Actions in the parser are expected to be C fragments and are inserted into the body of the parse function.

The parse function is declared as:

typedef enum {
    parse_return_success,
    parse_return_syntax,
    parse_return_end,
    parse_return_oom,
} parse_return_t;

token_t
lex(void *lex_context);

static parse_return_t
parse(void *lex_context);

It passes the 'lex_context' value to the lex function, which must be declared by the enclosing application.

Building a C Parser

Here's an outline of a C parser. For this example, assume that the name of the generated header file is 'test-gram.h'.

#include "test-gram.h"

#define PARSE_STACK_SIZE	32

static token_t
lex(void *lex_context) { ... }

#define GRAMMAR_TABLE
#define PARSE_CODE
#include "test-gram.h"

bool my_parser(void) { return parse(NULL) == parse_return_success; }

If you add a '#define PARSE_DEBUG' before including the parse code, then the parser operation will be printed to stdout during operation. This code uses the token names, and so you will also need to add '#define TOKEN_NAMES' as well.

Calculator Example

This repository includes a simple 4-function calculator example that demonstrates how to interpret the parse tables and use the rest of the generated header file.

Future Ideas

While lola is already useful, I've got some ideas on how to improve it.

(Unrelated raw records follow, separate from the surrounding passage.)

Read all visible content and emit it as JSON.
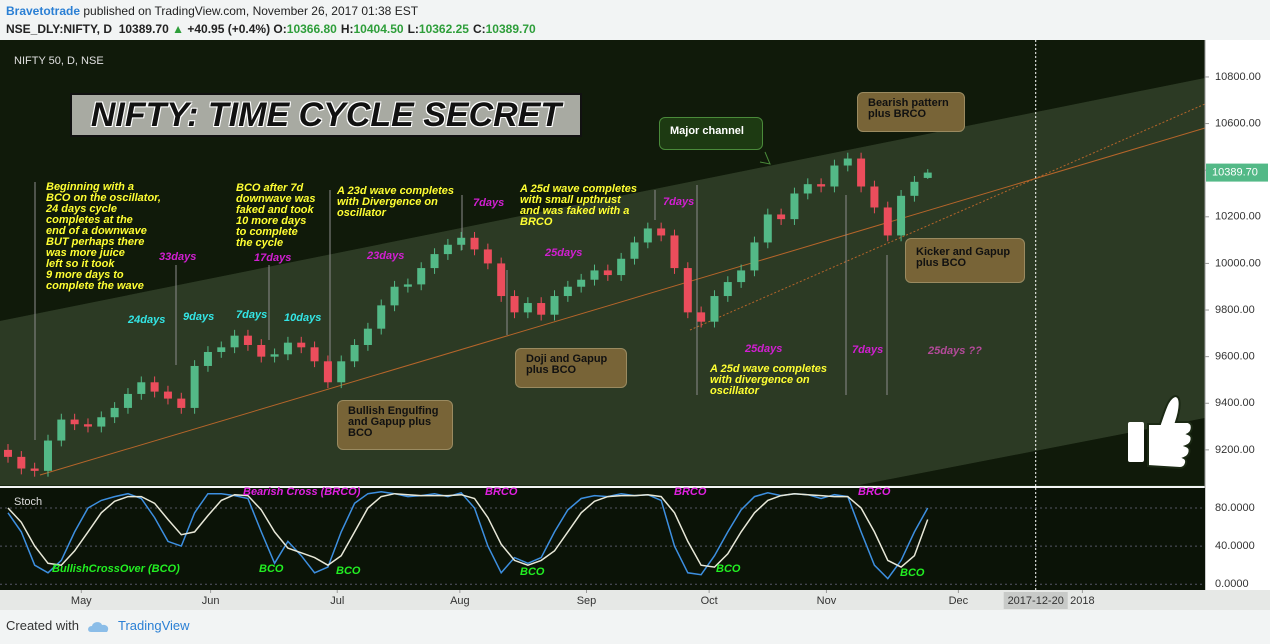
{
  "header": {
    "author": "Bravetotrade",
    "published": "published on TradingView.com, November 26, 2017 01:38 EST",
    "symbol": "NSE_DLY:NIFTY, D",
    "price": "10389.70",
    "change": "+40.95 (+0.4%)",
    "ohlc": [
      [
        "O:",
        "10366.80"
      ],
      [
        "H:",
        "10404.50"
      ],
      [
        "L:",
        "10362.25"
      ],
      [
        "C:",
        "10389.70"
      ]
    ]
  },
  "footer": {
    "text": "Created with",
    "brand": "TradingView"
  },
  "chart_data": {
    "type": "candlestick",
    "title": "NIFTY 50, D, NSE",
    "headline": "NIFTY: TIME CYCLE SECRET",
    "up_color": "#53b987",
    "down_color": "#eb4d5c",
    "xlim": [
      -0.6,
      89.8
    ],
    "xticks": [
      {
        "value": 5.5,
        "label": "May"
      },
      {
        "value": 15.2,
        "label": "Jun"
      },
      {
        "value": 24.7,
        "label": "Jul"
      },
      {
        "value": 33.9,
        "label": "Aug"
      },
      {
        "value": 43.4,
        "label": "Sep"
      },
      {
        "value": 52.6,
        "label": "Oct"
      },
      {
        "value": 61.4,
        "label": "Nov"
      },
      {
        "value": 71.3,
        "label": "Dec"
      },
      {
        "value": 80.6,
        "label": "2018"
      }
    ],
    "crosshair": {
      "value": 77.1,
      "label": "2017-12-20"
    },
    "ylim": [
      9045,
      10950
    ],
    "yticks": [
      {
        "value": 9200,
        "label": "9200.00"
      },
      {
        "value": 9400,
        "label": "9400.00"
      },
      {
        "value": 9600,
        "label": "9600.00"
      },
      {
        "value": 9800,
        "label": "9800.00"
      },
      {
        "value": 10000,
        "label": "10000.00"
      },
      {
        "value": 10200,
        "label": "10200.00"
      },
      {
        "value": 10400,
        "label": "10400.00"
      },
      {
        "value": 10600,
        "label": "10600.00"
      },
      {
        "value": 10800,
        "label": "10800.00"
      }
    ],
    "open": [
      9200,
      9170,
      9120,
      9110,
      9240,
      9330,
      9310,
      9300,
      9340,
      9380,
      9440,
      9490,
      9450,
      9420,
      9380,
      9560,
      9620,
      9640,
      9690,
      9650,
      9600,
      9610,
      9660,
      9640,
      9580,
      9490,
      9580,
      9650,
      9720,
      9820,
      9900,
      9910,
      9980,
      10040,
      10080,
      10110,
      10060,
      10000,
      9860,
      9790,
      9830,
      9780,
      9860,
      9900,
      9930,
      9970,
      9950,
      10020,
      10090,
      10150,
      10120,
      9980,
      9790,
      9750,
      9860,
      9920,
      9970,
      10090,
      10210,
      10190,
      10300,
      10340,
      10330,
      10420,
      10450,
      10330,
      10240,
      10120,
      10290,
      10366.8
    ],
    "high": [
      9225,
      9195,
      9145,
      9265,
      9355,
      9355,
      9335,
      9365,
      9405,
      9465,
      9515,
      9515,
      9475,
      9445,
      9585,
      9645,
      9665,
      9715,
      9715,
      9675,
      9635,
      9685,
      9685,
      9665,
      9605,
      9605,
      9675,
      9745,
      9845,
      9925,
      9935,
      10005,
      10065,
      10105,
      10135,
      10135,
      10085,
      10025,
      9885,
      9855,
      9855,
      9885,
      9925,
      9955,
      9995,
      9995,
      10045,
      10115,
      10175,
      10175,
      10145,
      10005,
      9815,
      9885,
      9945,
      9995,
      10115,
      10235,
      10235,
      10325,
      10365,
      10365,
      10445,
      10475,
      10475,
      10355,
      10265,
      10315,
      10375,
      10404.5
    ],
    "low": [
      9145,
      9095,
      9085,
      9085,
      9215,
      9285,
      9275,
      9275,
      9315,
      9355,
      9415,
      9425,
      9395,
      9355,
      9355,
      9535,
      9595,
      9615,
      9625,
      9575,
      9575,
      9585,
      9615,
      9555,
      9465,
      9465,
      9555,
      9625,
      9695,
      9795,
      9875,
      9885,
      9955,
      10015,
      10055,
      10035,
      9975,
      9835,
      9765,
      9765,
      9755,
      9755,
      9835,
      9875,
      9905,
      9925,
      9925,
      9995,
      10065,
      10095,
      9955,
      9765,
      9725,
      9725,
      9835,
      9895,
      9945,
      10065,
      10165,
      10165,
      10275,
      10305,
      10305,
      10395,
      10305,
      10215,
      10095,
      10095,
      10265,
      10362.25
    ],
    "close": [
      9170,
      9120,
      9110,
      9240,
      9330,
      9310,
      9300,
      9340,
      9380,
      9440,
      9490,
      9450,
      9420,
      9380,
      9560,
      9620,
      9640,
      9690,
      9650,
      9600,
      9610,
      9660,
      9640,
      9580,
      9490,
      9580,
      9650,
      9720,
      9820,
      9900,
      9910,
      9980,
      10040,
      10080,
      10110,
      10060,
      10000,
      9860,
      9790,
      9830,
      9780,
      9860,
      9900,
      9930,
      9970,
      9950,
      10020,
      10090,
      10150,
      10120,
      9980,
      9790,
      9750,
      9860,
      9920,
      9970,
      10090,
      10210,
      10190,
      10300,
      10340,
      10330,
      10420,
      10450,
      10330,
      10240,
      10120,
      10290,
      10350,
      10389.7
    ],
    "last_price": {
      "value": 10389.7,
      "label": "10389.70",
      "color": "#53b987"
    },
    "annotations": [
      {
        "text": "Beginning with a\nBCO on the oscillator,\n24 days cycle\ncompletes at the\nend of a downwave\nBUT perhaps there\nwas more juice\nleft so it took\n9 more days to\ncomplete the wave",
        "color": "#ffff33"
      },
      {
        "text": "BCO after 7d\ndownwave was\nfaked and took\n10 more days\nto complete\nthe cycle",
        "color": "#ffff33"
      },
      {
        "text": "A 23d wave completes\nwith Divergence on\noscillator",
        "color": "#ffff33"
      },
      {
        "text": "A 25d wave completes\nwith small upthrust\nand was faked with a\nBRCO",
        "color": "#ffff33"
      },
      {
        "text": "A 25d wave completes\nwith divergence on\noscillator",
        "color": "#ffff33"
      },
      {
        "text": "24days",
        "color": "#33e6e6"
      },
      {
        "text": "9days",
        "color": "#33e6e6"
      },
      {
        "text": "7days",
        "color": "#33e6e6"
      },
      {
        "text": "10days",
        "color": "#33e6e6"
      },
      {
        "text": "33days",
        "color": "#d21fd2"
      },
      {
        "text": "17days",
        "color": "#d21fd2"
      },
      {
        "text": "23days",
        "color": "#d21fd2"
      },
      {
        "text": "7days",
        "color": "#d21fd2"
      },
      {
        "text": "25days",
        "color": "#d21fd2"
      },
      {
        "text": "7days",
        "color": "#d21fd2"
      },
      {
        "text": "25days",
        "color": "#d21fd2"
      },
      {
        "text": "7days",
        "color": "#d21fd2"
      },
      {
        "text": "25days ??",
        "color": "#b44a9a"
      },
      {
        "text": "Bullish Engulfing\nand Gapup plus\nBCO",
        "color": "#111111",
        "background": "#786437"
      },
      {
        "text": "Doji and Gapup\nplus BCO",
        "color": "#111111",
        "background": "#786437"
      },
      {
        "text": "Bearish pattern\nplus BRCO",
        "color": "#111111",
        "background": "#786437"
      },
      {
        "text": "Kicker and Gapup\nplus BCO",
        "color": "#111111",
        "background": "#786437"
      },
      {
        "text": "Major channel",
        "color": "#ffffff",
        "background": "#1d3a12"
      }
    ],
    "oscillator": {
      "type": "line",
      "title": "Stoch",
      "ylim": [
        -6,
        101
      ],
      "yticks": [
        {
          "value": 0,
          "label": "0.0000"
        },
        {
          "value": 40,
          "label": "40.0000"
        },
        {
          "value": 80,
          "label": "80.0000"
        }
      ],
      "series": [
        {
          "color": "#3d8fe0",
          "values": [
            75,
            55,
            20,
            12,
            25,
            55,
            80,
            88,
            92,
            95,
            90,
            70,
            45,
            40,
            75,
            95,
            95,
            93,
            90,
            55,
            22,
            45,
            30,
            12,
            18,
            55,
            85,
            95,
            97,
            95,
            92,
            93,
            95,
            92,
            96,
            80,
            40,
            12,
            28,
            22,
            28,
            55,
            78,
            90,
            93,
            92,
            95,
            93,
            94,
            88,
            40,
            12,
            10,
            30,
            55,
            78,
            92,
            96,
            93,
            95,
            94,
            90,
            94,
            92,
            55,
            20,
            6,
            25,
            55,
            80
          ]
        },
        {
          "color": "#e8e8d8",
          "values": [
            80,
            65,
            40,
            22,
            20,
            35,
            55,
            75,
            87,
            92,
            92,
            85,
            68,
            52,
            55,
            72,
            88,
            94,
            93,
            78,
            55,
            38,
            33,
            28,
            20,
            30,
            55,
            80,
            92,
            95,
            94,
            93,
            93,
            93,
            94,
            90,
            70,
            42,
            25,
            20,
            25,
            35,
            55,
            75,
            87,
            92,
            93,
            93,
            94,
            92,
            75,
            45,
            20,
            18,
            32,
            55,
            75,
            88,
            93,
            95,
            94,
            93,
            92,
            92,
            80,
            55,
            25,
            18,
            30,
            68
          ]
        }
      ],
      "annotations": [
        {
          "text": "Bearish Cross (BRCO)",
          "color": "#e020e0"
        },
        {
          "text": "BRCO",
          "color": "#e020e0"
        },
        {
          "text": "BRCO",
          "color": "#e020e0"
        },
        {
          "text": "BRCO",
          "color": "#e020e0"
        },
        {
          "text": "BullishCrossOver (BCO)",
          "color": "#22ee22"
        },
        {
          "text": "BCO",
          "color": "#22ee22"
        },
        {
          "text": "BCO",
          "color": "#22ee22"
        },
        {
          "text": "BCO",
          "color": "#22ee22"
        },
        {
          "text": "BCO",
          "color": "#22ee22"
        },
        {
          "text": "BCO",
          "color": "#22ee22"
        }
      ]
    }
  }
}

Automatic Grammar Transformations

One of the restrictions of the current parser is that the selection of a production can only depend on the current input token and non-terminal on the top of the stack. This often requires inserting additional non-terminals and productions into the grammar. There are a set of grammar transformations which can be applied automatically to simpify writing lola grammars.

The kalypso code includes a tool called 'flo' which does left-common-subexpression factoring. That might be an interesting place to start.

Better Error Detection

Lola does only limited checking of the specified language; many non-LL languages can be specified and will generate output. Of course, the resulting output will only recognize an LL language related (in some way) to the desired language. Incorporating additional checks within lola to validate the input would help avoid errors here.

Synthetic Attribute Tracking

Actions within a lola grammar get no help from the parser with managing attributes. In yacc, each token in a production is assigned an attribute value, making writing actions much clearer and more straightforward. I'd like to do something similar in lola. I think this would involve creating an attribute stack and then decorating the parse tables with implicit actions to manage that during evaluation of the parse tables, pushing values as tokens in the production are processed, and popping a list of values when the final token for a production is handled.